The land to the north was surveyed into Park Lots.
With the job finished, Vidal left Sault Ste. Marie August 22 and returned to his home and family in Sarnia, Ontario
Just a few years after, the Roberston- Huron Treaty Territory came about. A treaty is a legally binding written agreement between two or more sovereign Nations.
This treaty set-aside land for the exclusive use of Anishinaabe community would identify an area suitable for their people, and future generations, to live as they always had un affected by the settlement of Europeans. Hunting and Fishing was guaranteed with unrestricted access to hunt and fish. And Lastly, to compensate for loss of land due to European settlement, each Anishinaabe family was guaranteed and annual payment to offset living expenses.
As you can gather from Shingwaks first interaction with Vidal, there was lots of friction and lack of communication between the two communities. The intentions of the British were unknown and the Indigenous population did not like what they were doing.
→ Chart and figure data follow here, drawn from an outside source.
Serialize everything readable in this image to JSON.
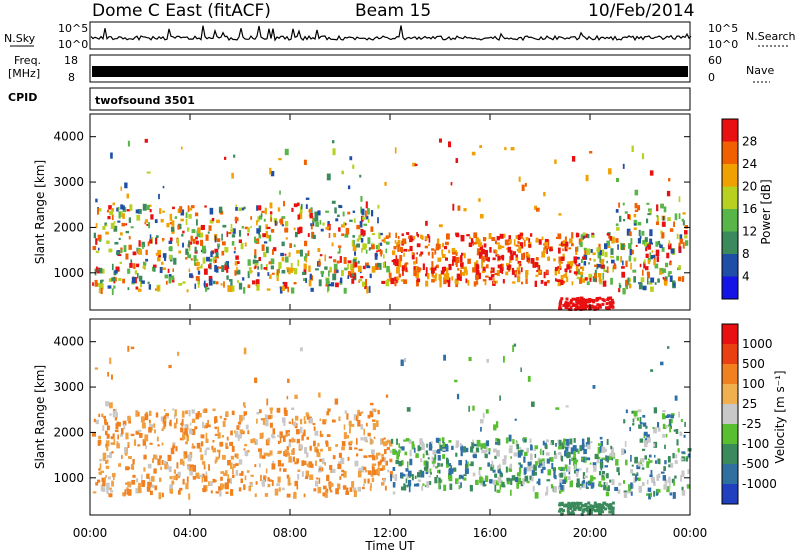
{
  "header": {
    "station": "Dome C East (fitACF)",
    "beam": "Beam 15",
    "date": "10/Feb/2014"
  },
  "summary_panels": {
    "nsky_label": "N.Sky",
    "nsky_ticks": [
      "10^5",
      "10^0"
    ],
    "nsearch_label": "N.Search",
    "nsearch_ticks": [
      "10^5",
      "10^0"
    ],
    "freq_label_line1": "Freq.",
    "freq_label_line2": "[MHz]",
    "freq_ticks": [
      "18",
      "8"
    ],
    "nave_label": "Nave",
    "nave_ticks": [
      "60",
      "0"
    ],
    "cpid_label": "CPID",
    "cpid_value": "twofsound 3501"
  },
  "chart_data": [
    {
      "type": "heatmap",
      "name": "power",
      "ylabel": "Slant Range [km]",
      "yticks": [
        1000,
        2000,
        3000,
        4000
      ],
      "ylim": [
        180,
        4500
      ],
      "colorbar_label": "Power [dB]",
      "colorbar_ticks": [
        "4",
        "8",
        "12",
        "16",
        "20",
        "24",
        "28"
      ],
      "colorbar_colors": [
        "#1414e6",
        "#1e4ea8",
        "#3a8a5c",
        "#58b548",
        "#b8d020",
        "#f0a000",
        "#f06000",
        "#e81010"
      ]
    },
    {
      "type": "heatmap",
      "name": "velocity",
      "ylabel": "Slant Range [km]",
      "yticks": [
        1000,
        2000,
        3000,
        4000
      ],
      "ylim": [
        180,
        4500
      ],
      "colorbar_label": "Velocity [m s⁻¹]",
      "colorbar_ticks": [
        "1000",
        "500",
        "100",
        "25",
        "-25",
        "-100",
        "-500",
        "-1000"
      ],
      "colorbar_colors": [
        "#2040c0",
        "#3070a0",
        "#3a8a5c",
        "#58c030",
        "#c8c8c8",
        "#f0b050",
        "#f08020",
        "#e84010",
        "#e81010"
      ]
    }
  ],
  "xaxis": {
    "label": "Time UT",
    "ticks": [
      "00:00",
      "04:00",
      "08:00",
      "12:00",
      "16:00",
      "20:00",
      "00:00"
    ]
  }
}
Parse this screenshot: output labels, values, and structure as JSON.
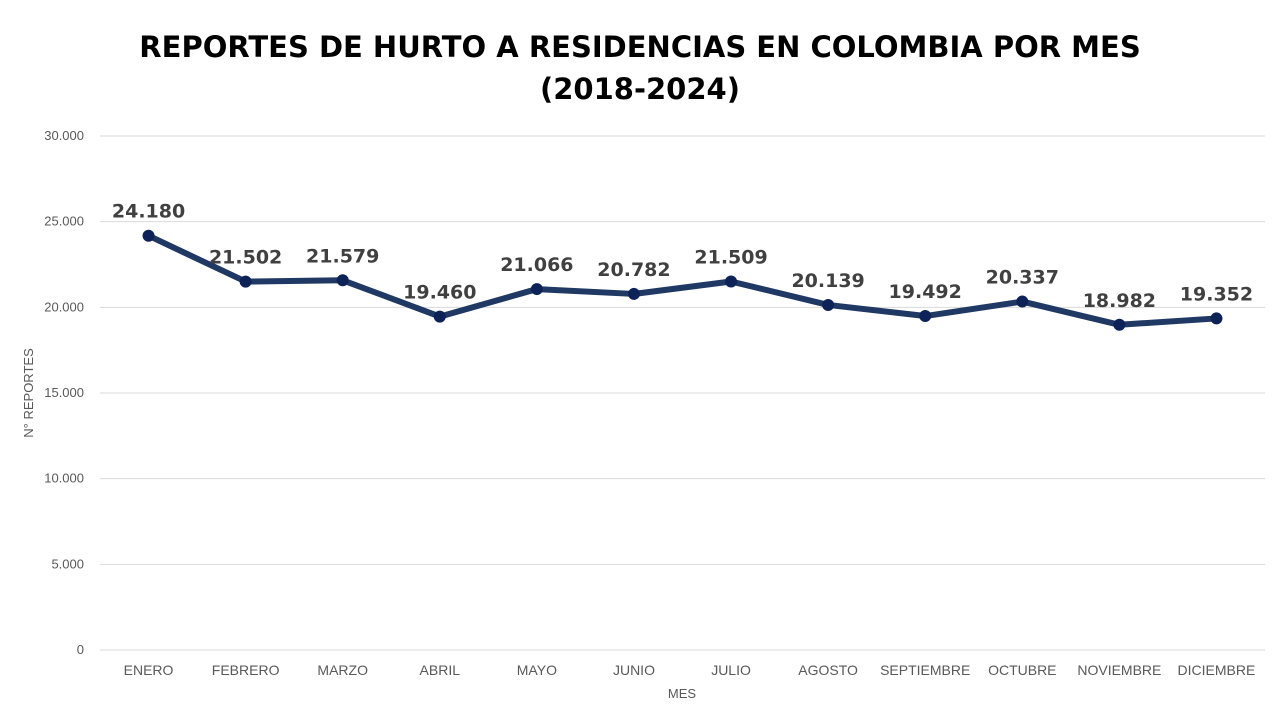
{
  "chart_data": {
    "type": "line",
    "title": "REPORTES DE HURTO A RESIDENCIAS EN COLOMBIA POR MES\n(2018-2024)",
    "xlabel": "MES",
    "ylabel": "N° REPORTES",
    "categories": [
      "ENERO",
      "FEBRERO",
      "MARZO",
      "ABRIL",
      "MAYO",
      "JUNIO",
      "JULIO",
      "AGOSTO",
      "SEPTIEMBRE",
      "OCTUBRE",
      "NOVIEMBRE",
      "DICIEMBRE"
    ],
    "values": [
      24180,
      21502,
      21579,
      19460,
      21066,
      20782,
      21509,
      20139,
      19492,
      20337,
      18982,
      19352
    ],
    "data_labels": [
      "24.180",
      "21.502",
      "21.579",
      "19.460",
      "21.066",
      "20.782",
      "21.509",
      "20.139",
      "19.492",
      "20.337",
      "18.982",
      "19.352"
    ],
    "ylim": [
      0,
      30000
    ],
    "yticks": [
      0,
      5000,
      10000,
      15000,
      20000,
      25000,
      30000
    ],
    "ytick_labels": [
      "0",
      "5.000",
      "10.000",
      "15.000",
      "20.000",
      "25.000",
      "30.000"
    ],
    "grid": true,
    "legend": "none",
    "line_color": "#1f3864",
    "marker_color": "#0d2357"
  }
}
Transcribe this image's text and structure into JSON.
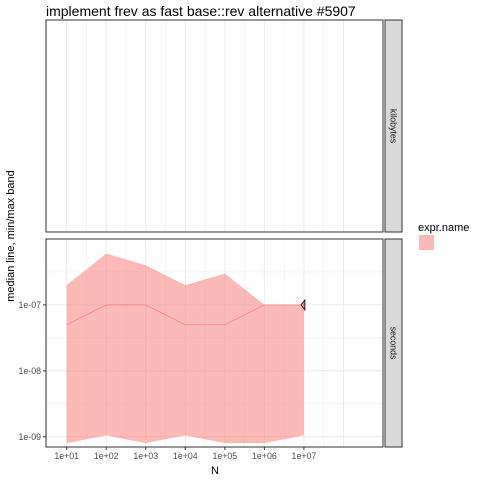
{
  "chart_data": {
    "type": "area",
    "title": "implement frev as fast base::rev alternative #5907",
    "xlabel": "N",
    "ylabel": "median line, min/max band",
    "x_scale": "log10",
    "y_scale": "log10",
    "x": [
      10,
      100,
      1000,
      10000,
      100000,
      1000000,
      10000000
    ],
    "x_tick_labels": [
      "1e+01",
      "1e+02",
      "1e+03",
      "1e+04",
      "1e+05",
      "1e+06",
      "1e+07"
    ],
    "xlim": [
      3,
      1000000000
    ],
    "panels": [
      {
        "strip": "kilobytes",
        "series": []
      },
      {
        "strip": "seconds",
        "y_ticks": [
          1e-09,
          1e-08,
          1e-07
        ],
        "y_tick_labels": [
          "1e-09",
          "1e-08",
          "1e-07"
        ],
        "ylim": [
          7e-10,
          1e-06
        ],
        "series": [
          {
            "median": [
              5e-08,
              1e-07,
              1e-07,
              5e-08,
              5e-08,
              1e-07,
              1e-07
            ],
            "min": [
              8e-10,
              1.05e-09,
              8e-10,
              1.05e-09,
              8e-10,
              8e-10,
              1.05e-09
            ],
            "max": [
              2e-07,
              6e-07,
              4e-07,
              2e-07,
              3e-07,
              1e-07,
              1e-07
            ]
          }
        ]
      }
    ],
    "legend": {
      "title": "expr.name",
      "placement": "right",
      "entries": [
        ""
      ]
    },
    "colors": {
      "band": "#f8766d",
      "line": "#f8766d",
      "strip_background": "#d9d9d9",
      "grid": "#ebebeb"
    },
    "grid": true
  }
}
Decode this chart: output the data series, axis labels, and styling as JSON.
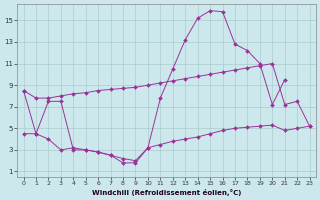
{
  "xlabel": "Windchill (Refroidissement éolien,°C)",
  "bg_color": "#cce8ec",
  "line_color": "#993399",
  "grid_color": "#aacccc",
  "xlim": [
    -0.5,
    23.5
  ],
  "ylim": [
    0.5,
    16.5
  ],
  "yticks": [
    1,
    3,
    5,
    7,
    9,
    11,
    13,
    15
  ],
  "xticks": [
    0,
    1,
    2,
    3,
    4,
    5,
    6,
    7,
    8,
    9,
    10,
    11,
    12,
    13,
    14,
    15,
    16,
    17,
    18,
    19,
    20,
    21,
    22,
    23
  ],
  "line1_x": [
    0,
    1,
    2,
    3,
    4,
    5,
    6,
    7,
    8,
    9,
    10,
    11,
    12,
    13,
    14,
    15,
    16,
    17,
    18,
    19,
    20,
    21
  ],
  "line1_y": [
    8.5,
    4.5,
    7.5,
    7.5,
    3.0,
    3.0,
    2.8,
    2.5,
    1.8,
    1.8,
    3.2,
    7.8,
    10.5,
    13.2,
    15.2,
    15.9,
    15.8,
    12.8,
    12.2,
    11.0,
    7.2,
    9.5
  ],
  "line2_x": [
    0,
    1,
    2,
    3,
    4,
    5,
    6,
    7,
    8,
    9,
    10,
    11,
    12,
    13,
    14,
    15,
    16,
    17,
    18,
    19,
    20,
    21,
    22,
    23
  ],
  "line2_y": [
    8.5,
    7.8,
    7.8,
    8.0,
    8.2,
    8.3,
    8.5,
    8.6,
    8.7,
    8.8,
    9.0,
    9.2,
    9.4,
    9.6,
    9.8,
    10.0,
    10.2,
    10.4,
    10.6,
    10.8,
    11.0,
    7.2,
    7.5,
    5.2
  ],
  "line3_x": [
    0,
    1,
    2,
    3,
    4,
    5,
    6,
    7,
    8,
    9,
    10,
    11,
    12,
    13,
    14,
    15,
    16,
    17,
    18,
    19,
    20,
    21,
    22,
    23
  ],
  "line3_y": [
    4.5,
    4.5,
    4.0,
    3.0,
    3.2,
    3.0,
    2.8,
    2.5,
    2.2,
    2.0,
    3.2,
    3.5,
    3.8,
    4.0,
    4.2,
    4.5,
    4.8,
    5.0,
    5.1,
    5.2,
    5.3,
    4.8,
    5.0,
    5.2
  ]
}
I love this quote from Chief Shingwakonce stated in the late 1840s “You wish to know why we call this our land, we think the answer is very plain... The Great Spirit placed us on this land long before the Whites crossed the Great Salt Lake. Our ancestors then lived in happiness- there being plenty of animals for food, at that time we had everything we could desire – the animals supplied us with food, the skins were taken from their back and placed on our for covering.”
In 1849 Vidal came back to Ontario from September to November. He travelled up to Thunder Bay and down to Toronto speaking with people other representatives of the British Crown and Indigenous groups gathering documents and important information while discussing the formation of the treaty. When in the Sault, He met with the local indigenous groups 2 days in a row. Through the journal of Alexander Vidal there was definitely lots of tension in these gatherings. The indigenous were dogging determinations Vidal wrote. They had to take lots of breaks and Vidal even left in frustration and let the discussions happen without him and wrote letters for the day in solitude.
Vidal even spent time across the river on this trip with Mr. Johnston too. Then went to Garden River with 3 men in a canoe. Shinguukuse and the sub chief were present and Vidal talked to them about the objects of their mission. It is written that Shinguukuse made a favourable reply to Vidal and left.
Augustin Shingwalks son and another came by after dinner tho, and ask explanation of some matters. They conversed some more then Augustin left to council more of their people.
I can assume there was a lot of miss communication with 2 very different languages over such an important subject matter. And that lack of communication and understanding of the treaty made a further divide and lack of trust in the treaty in years after this moment.
As controversial as it was Vidals maps in 1846 laid the groundwork for the future development of Sault Ste. Marie. You can see the names of the first settlers with their blocks of land along the waterfront in his settlers' sketch. There were only 43 plots of land all designated to a last name who owns the land. We even have what was on the land. If there was A home, an enclosure, and/or barn and whom lived there, even if it was not the owner (for example the sister of the male owner actually lives on the land.
He then turned that sketch and list of settlers into a well-planned map where streets are formed.
In later maps of Vidals you see that layout that he set out come to life and expanded upon. Growing past west street to grow the Hudson Bay Co. and canal district we can recognize today in 1854.